On May 10, 1940, German forces invaded western Europe. Luxembourg surrendered that day and was ultimately annexed to Germany. The Dutch army surrendered on May 15; the Belgians capitulated on May 28. The Netherlands was placed under a German Reich Commissar; a German civilian administration oversaw a collaborationist Dutch administration. Belgium came under German military occupation. France signed an armistice with the Nazis on June 22, 1940. By the terms of the armistice, northern France and the Atlantic coastline of France came under German military occupation, while southern France, including the Mediterranean coast, fell under the jurisdiction of a collaborationist French government led by former World War I hero Henri Petain. This regime, known as Vichy France, though nominally neutral during the war, was entirely dependent on Nazi Germany in its conduct of foreign policy and in most domestic policies as well. After the successful Allied landing in French North Africa in November 1942, German troops occupied southern France.
In March 1941, in an effort to aid its Axis ally Italy, Nazi Germany invaded Yugoslavia and Greece. Yugoslavia disintegrated within two weeks. With their Italian allies, the Germans partitioned Slovenia and annexed the northeastern part of the country, sponsored a dependent Croat state (including Bosnia-Herzegovina) under the leadership of the fascist Ustasa movement, and put Serbia under military occupation. Greece, after losing its northwestern coast to Italian-annexed Albania and Thrace to Bulgaria, was divided into German and Italian zones of occupation and placed under German and Italian military rule.
German troops also assisted their Italian counterparts in driving British forces out of Italian-controlled Libya and invading British-controlled Egypt in the spring of 1941.
In June 1941, Nazi Germany invaded the Soviet Union.
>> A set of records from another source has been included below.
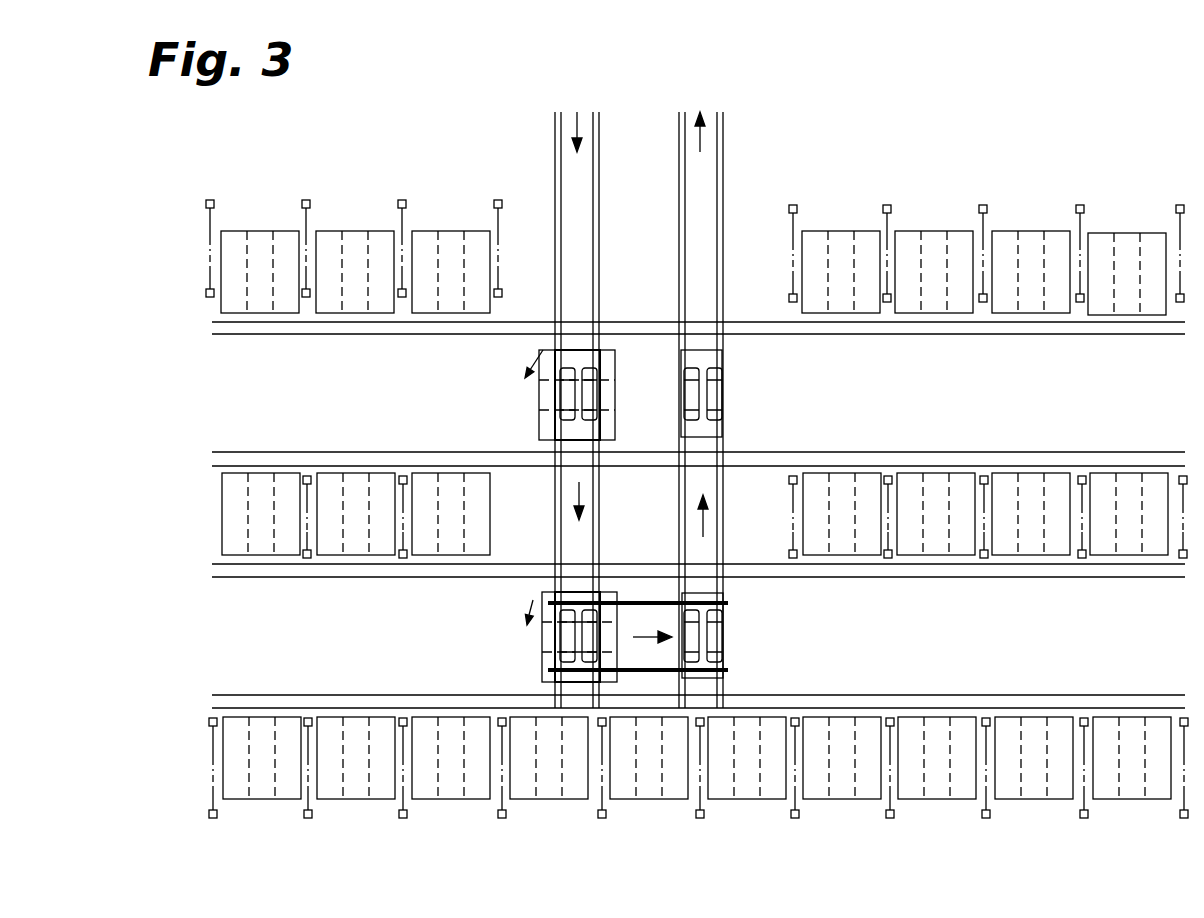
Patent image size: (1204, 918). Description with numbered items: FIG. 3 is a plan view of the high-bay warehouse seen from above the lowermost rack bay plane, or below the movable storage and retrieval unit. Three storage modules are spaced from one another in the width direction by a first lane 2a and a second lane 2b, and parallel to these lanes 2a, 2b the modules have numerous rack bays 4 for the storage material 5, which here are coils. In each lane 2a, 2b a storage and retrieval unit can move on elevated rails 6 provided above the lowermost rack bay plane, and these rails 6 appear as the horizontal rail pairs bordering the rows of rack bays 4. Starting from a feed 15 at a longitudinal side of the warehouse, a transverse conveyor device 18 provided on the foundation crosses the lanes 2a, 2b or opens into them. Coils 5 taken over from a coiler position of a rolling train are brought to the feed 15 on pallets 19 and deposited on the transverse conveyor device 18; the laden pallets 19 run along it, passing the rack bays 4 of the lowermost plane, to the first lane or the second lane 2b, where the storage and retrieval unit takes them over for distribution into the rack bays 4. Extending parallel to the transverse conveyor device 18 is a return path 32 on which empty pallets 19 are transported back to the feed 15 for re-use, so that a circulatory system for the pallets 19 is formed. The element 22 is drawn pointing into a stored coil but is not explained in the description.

The first lane 2a is at (1141, 407).
The second lane 2b is at (1139, 651).
The rack bay 4 is at (1083, 232).
The storage material (coils) 5 is at (958, 247).
The elevated rails 6 is at (451, 458).
The feed 15 is at (592, 84).
The transverse conveyor device 18 is at (555, 183).
The pallet 19 is at (590, 393).
The load unit 22 is at (847, 245).
The return path 32 is at (724, 187).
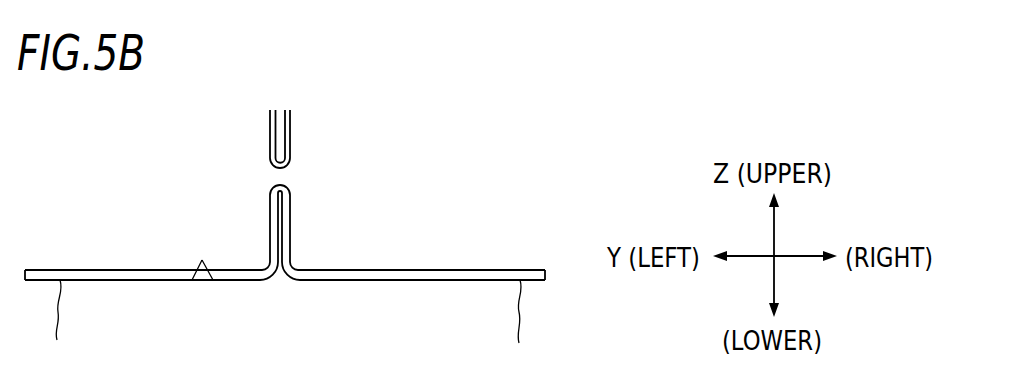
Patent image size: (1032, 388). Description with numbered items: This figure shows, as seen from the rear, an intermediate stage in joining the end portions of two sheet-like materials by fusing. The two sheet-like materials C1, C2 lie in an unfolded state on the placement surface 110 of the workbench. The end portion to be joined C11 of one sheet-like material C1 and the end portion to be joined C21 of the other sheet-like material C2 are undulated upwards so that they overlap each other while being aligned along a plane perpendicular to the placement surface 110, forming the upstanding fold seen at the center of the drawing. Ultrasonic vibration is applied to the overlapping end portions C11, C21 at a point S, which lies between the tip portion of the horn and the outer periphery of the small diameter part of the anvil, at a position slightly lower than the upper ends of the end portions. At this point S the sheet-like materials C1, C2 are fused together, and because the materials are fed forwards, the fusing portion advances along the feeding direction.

The sheet-like material C1 is at (115, 270).
The sheet-like material C2 is at (442, 270).
The end portion to be joined C11 is at (271, 234).
The end portion to be joined C21 is at (293, 233).
The point S is at (291, 176).
The placement surface 110 is at (202, 260).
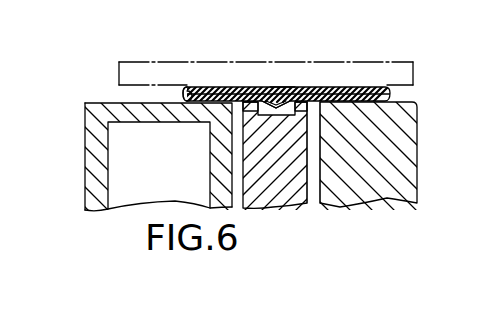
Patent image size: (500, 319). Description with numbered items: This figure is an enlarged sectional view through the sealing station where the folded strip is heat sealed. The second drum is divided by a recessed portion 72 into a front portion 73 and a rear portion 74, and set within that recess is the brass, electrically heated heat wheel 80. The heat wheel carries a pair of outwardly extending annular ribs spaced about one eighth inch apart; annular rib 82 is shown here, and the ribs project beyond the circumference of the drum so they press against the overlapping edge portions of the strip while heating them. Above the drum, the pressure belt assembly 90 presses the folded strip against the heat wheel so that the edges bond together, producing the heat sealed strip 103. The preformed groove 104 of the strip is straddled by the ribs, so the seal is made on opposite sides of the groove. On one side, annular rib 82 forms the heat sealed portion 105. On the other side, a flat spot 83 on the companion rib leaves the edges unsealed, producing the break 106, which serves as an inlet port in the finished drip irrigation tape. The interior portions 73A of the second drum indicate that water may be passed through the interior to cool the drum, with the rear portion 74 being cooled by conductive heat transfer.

The pressure belt assembly 90 is at (133, 62).
The heat sealed strip 103 is at (387, 97).
The groove 104 is at (281, 87).
The heat sealed portion 105 is at (303, 93).
The break 106 is at (252, 88).
The front portion 73 is at (90, 160).
The interior portions 73A is at (181, 187).
The rear portion 74 is at (403, 153).
The heat wheel 80 is at (273, 190).
The recessed portion 72 is at (312, 200).
The annular rib 82 is at (298, 110).
The flat spot 83 is at (247, 107).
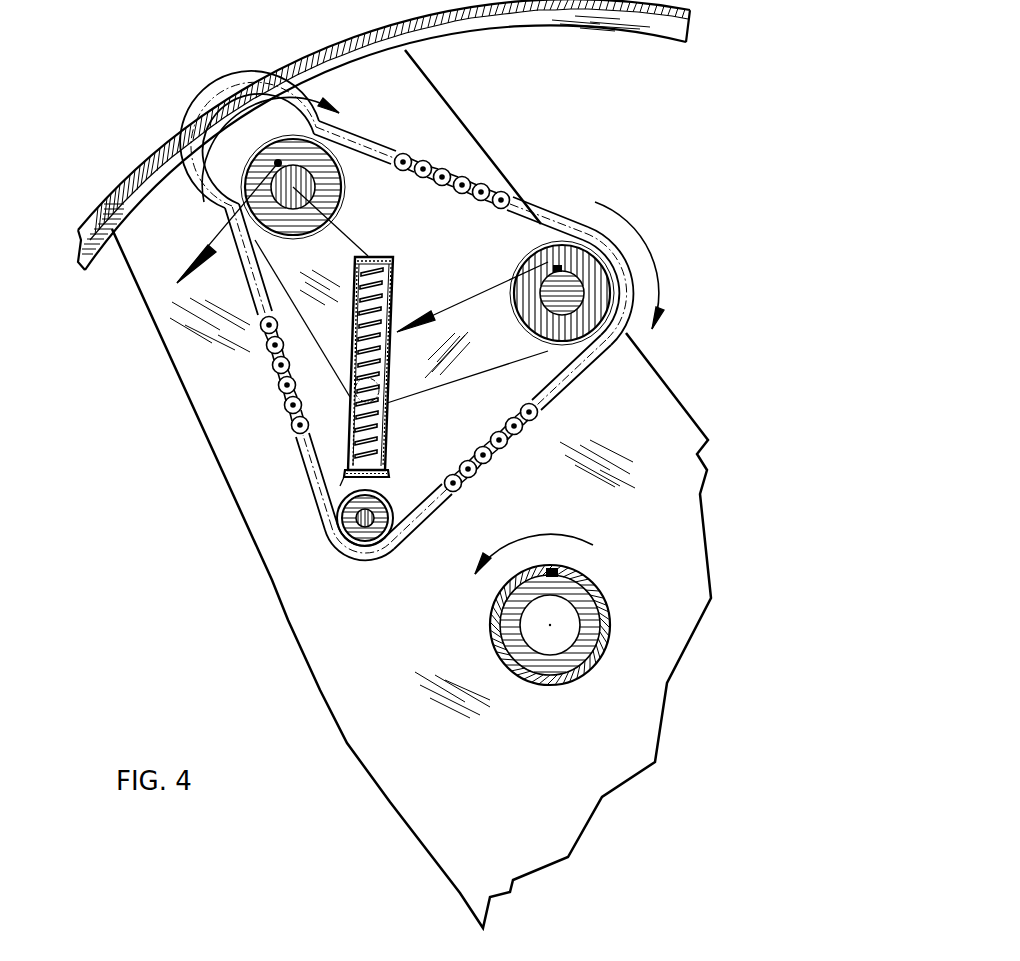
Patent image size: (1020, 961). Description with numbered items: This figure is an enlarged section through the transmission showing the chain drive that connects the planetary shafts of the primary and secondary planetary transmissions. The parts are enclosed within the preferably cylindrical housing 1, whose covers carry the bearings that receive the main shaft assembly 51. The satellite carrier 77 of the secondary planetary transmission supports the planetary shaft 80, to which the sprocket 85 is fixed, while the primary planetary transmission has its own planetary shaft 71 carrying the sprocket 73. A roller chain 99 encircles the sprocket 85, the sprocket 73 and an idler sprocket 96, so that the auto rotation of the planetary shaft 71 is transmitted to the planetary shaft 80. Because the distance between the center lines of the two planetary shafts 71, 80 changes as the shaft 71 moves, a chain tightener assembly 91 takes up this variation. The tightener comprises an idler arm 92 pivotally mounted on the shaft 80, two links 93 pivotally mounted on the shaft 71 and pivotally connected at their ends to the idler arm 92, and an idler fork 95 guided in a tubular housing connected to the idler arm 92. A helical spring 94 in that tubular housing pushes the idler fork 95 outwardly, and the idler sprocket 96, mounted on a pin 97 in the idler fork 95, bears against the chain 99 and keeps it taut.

The housing 1 is at (180, 135).
The satellite carrier 77 is at (452, 113).
The planetary shaft 80 is at (290, 187).
The sprocket 85 is at (365, 186).
The sprocket 73 is at (540, 250).
The planetary shaft 71 is at (550, 294).
The helical spring 94 is at (393, 297).
The idler arm 92 is at (343, 347).
The links 93 is at (447, 382).
The chain tightener assembly 91 is at (386, 445).
The idler sprocket 96 is at (352, 486).
The idler fork 95 is at (389, 473).
The pin 97 is at (352, 521).
The chain 99 is at (503, 442).
The main shaft assembly 51 is at (577, 665).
After driving Soviet forces out of eastern Poland, which the Soviet Union had occupied and annexed in 1939 in accordance with the German-Soviet Pact, the Germans attached the Bialystok district administratively to East Prussia and incorporated East Galicia, the region around Lvov in southeastern Poland, into the Generalgouvernement.
Between July and early December 1941, German troops conquered the Baltic states (Estonia, Latvia, and Lithuania), Belorussia, most of the Ukraine, and large tracts of Russian territory. By early December 1941, the Germans had laid siege to Leningrad in the north, reached the outskirts of Moscow in the center, and conquered Rostov, the gateway to the Caucasus, in the south.
After suffering horrendous defeats at the hands of the Soviet army in the winter of 1941-1942, German troops resumed the offensive in the summer of 1942. By the early autumn, they had reached the geographic limits of Axis expansion: Stalingrad and the central part of the Caucasian region in the Soviet Union and El Alamein in Egypt.
When the tide of war turned against Germany between November 1942 and July 1943, German troops nevertheless continued to extend direct German rule. After the Italians surrendered to the Allies in September 1943, the Germans invaded northern and central Italy as well as Italian-occupied Greece, Yugoslavia, and Albania. In March 1944, to prevent Hungary from leaving the Axis alliance, German troops occupied Hungary. Even as Soviet troops surged across the East Prussian border into German territory in August 1944, German troops invaded and occupied Slovakia, after the Slovak resistance initiated an uprising.
Critical Thinking Questions
- How did German occupation policies differ in each country, such as Denmark or Poland? Why?
- Investigate the different levels of cooperation with and support of the occupying Nazi forces in each country. Which countries collaborated? Which resisted? Why?